From 6be835f5ed3790fb6ad84dff090de0f9335c70b3 Mon Sep 17 00:00:00 2001
From: Tobias Winchen <tobias.winchen@rwth-aachen.de>
Date: Thu, 16 Jan 2020 12:37:12 +0100
Subject: [PATCH] Fix VLBI frame counting

---
 psrdada_cpp/effelsberg/edd/detail/VLBI.cu | 70 ++++++++++-------------
 1 file changed, 30 insertions(+), 40 deletions(-)

diff --git a/psrdada_cpp/effelsberg/edd/detail/VLBI.cu b/psrdada_cpp/effelsberg/edd/detail/VLBI.cu
index d756df3b..3547dbf5 100644
--- a/psrdada_cpp/effelsberg/edd/detail/VLBI.cu
+++ b/psrdada_cpp/effelsberg/edd/detail/VLBI.cu
@@ -37,14 +37,13 @@ VLBI<HandlerType>::VLBI(std::size_t buffer_bytes, std::size_t input_bitDepth,
   BOOST_LOG_TRIVIAL(info) << "   Output data in VDIF format with "
                           << vlbiHeaderSize << "bytes header info and "
                           << _vdifHeader.getDataFrameLength() * 8
-                          << " bytes data frame length";
+                          << " bytes total data frame length";
   BOOST_LOG_TRIVIAL(debug) << "   Expecting speadheaps of size "
                            << speadHeapSize << "   byte";
-
   BOOST_LOG_TRIVIAL(debug) << "   Sample rate " << _sampleRate << " Hz";
 
   std::size_t n64bit_words = _buffer_bytes / sizeof(uint64_t);
-  BOOST_LOG_TRIVIAL(debug) << "Allocating memory";
+  BOOST_LOG_TRIVIAL(debug) << "Allocating memory:";
   _raw_voltage_db.resize(n64bit_words);
   BOOST_LOG_TRIVIAL(debug) << "   Input voltages size : "
                            << _raw_voltage_db.size() << " 64-bit words,"

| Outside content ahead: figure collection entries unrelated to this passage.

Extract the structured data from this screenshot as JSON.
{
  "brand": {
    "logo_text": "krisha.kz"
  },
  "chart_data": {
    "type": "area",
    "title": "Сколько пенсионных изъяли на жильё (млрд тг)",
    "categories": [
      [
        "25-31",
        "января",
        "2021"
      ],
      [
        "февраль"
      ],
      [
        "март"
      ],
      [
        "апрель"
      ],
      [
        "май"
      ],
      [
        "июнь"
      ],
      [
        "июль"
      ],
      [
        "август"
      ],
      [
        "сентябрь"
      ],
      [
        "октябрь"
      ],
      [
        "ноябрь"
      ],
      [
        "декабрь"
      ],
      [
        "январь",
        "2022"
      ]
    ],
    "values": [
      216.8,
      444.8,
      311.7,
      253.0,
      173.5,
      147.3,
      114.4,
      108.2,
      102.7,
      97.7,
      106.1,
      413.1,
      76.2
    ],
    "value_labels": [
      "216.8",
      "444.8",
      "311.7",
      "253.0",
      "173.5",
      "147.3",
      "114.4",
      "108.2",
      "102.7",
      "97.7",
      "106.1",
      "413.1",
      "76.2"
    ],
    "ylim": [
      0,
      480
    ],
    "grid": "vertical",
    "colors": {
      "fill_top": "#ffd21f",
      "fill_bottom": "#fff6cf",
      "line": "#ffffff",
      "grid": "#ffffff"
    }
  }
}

@@ -59,7 +58,7 @@ VLBI<HandlerType>::VLBI(std::size_t buffer_bytes, std::size_t input_bitDepth,
   // number of vlbi frames per input block
   size_t nSamplesPerInputBlock = _packed_voltage.size() * 8 / _output_bitDepth;
   size_t frames_per_block = _packed_voltage.size() / (vdifHeader.getDataFrameLength() * 8 - vlbiHeaderSize);
-  BOOST_LOG_TRIVIAL(debug) << "   this correspoonds to " << frames_per_block << " - " << frames_per_block + 1 << " frames";
+  BOOST_LOG_TRIVIAL(debug) << "   this correspoonds to " << frames_per_block << " - " << frames_per_block + 1 << " frames.";
 
   _outputBuffer.resize((frames_per_block+1) * vdifHeader.getDataFrameLength() * 8 );
   // potetnitally invalidating the last frame
@@ -145,7 +144,7 @@ bool VLBI<HandlerType>::operator()(RawBytes &block) {
   CUDA_ERROR_CHECK(cudaStreamSynchronize(_h2d_stream));
   _raw_voltage_db.swap();
 
-  BOOST_LOG_TRIVIAL(debug) << "   block.used_bytes() = " << block.used_bytes()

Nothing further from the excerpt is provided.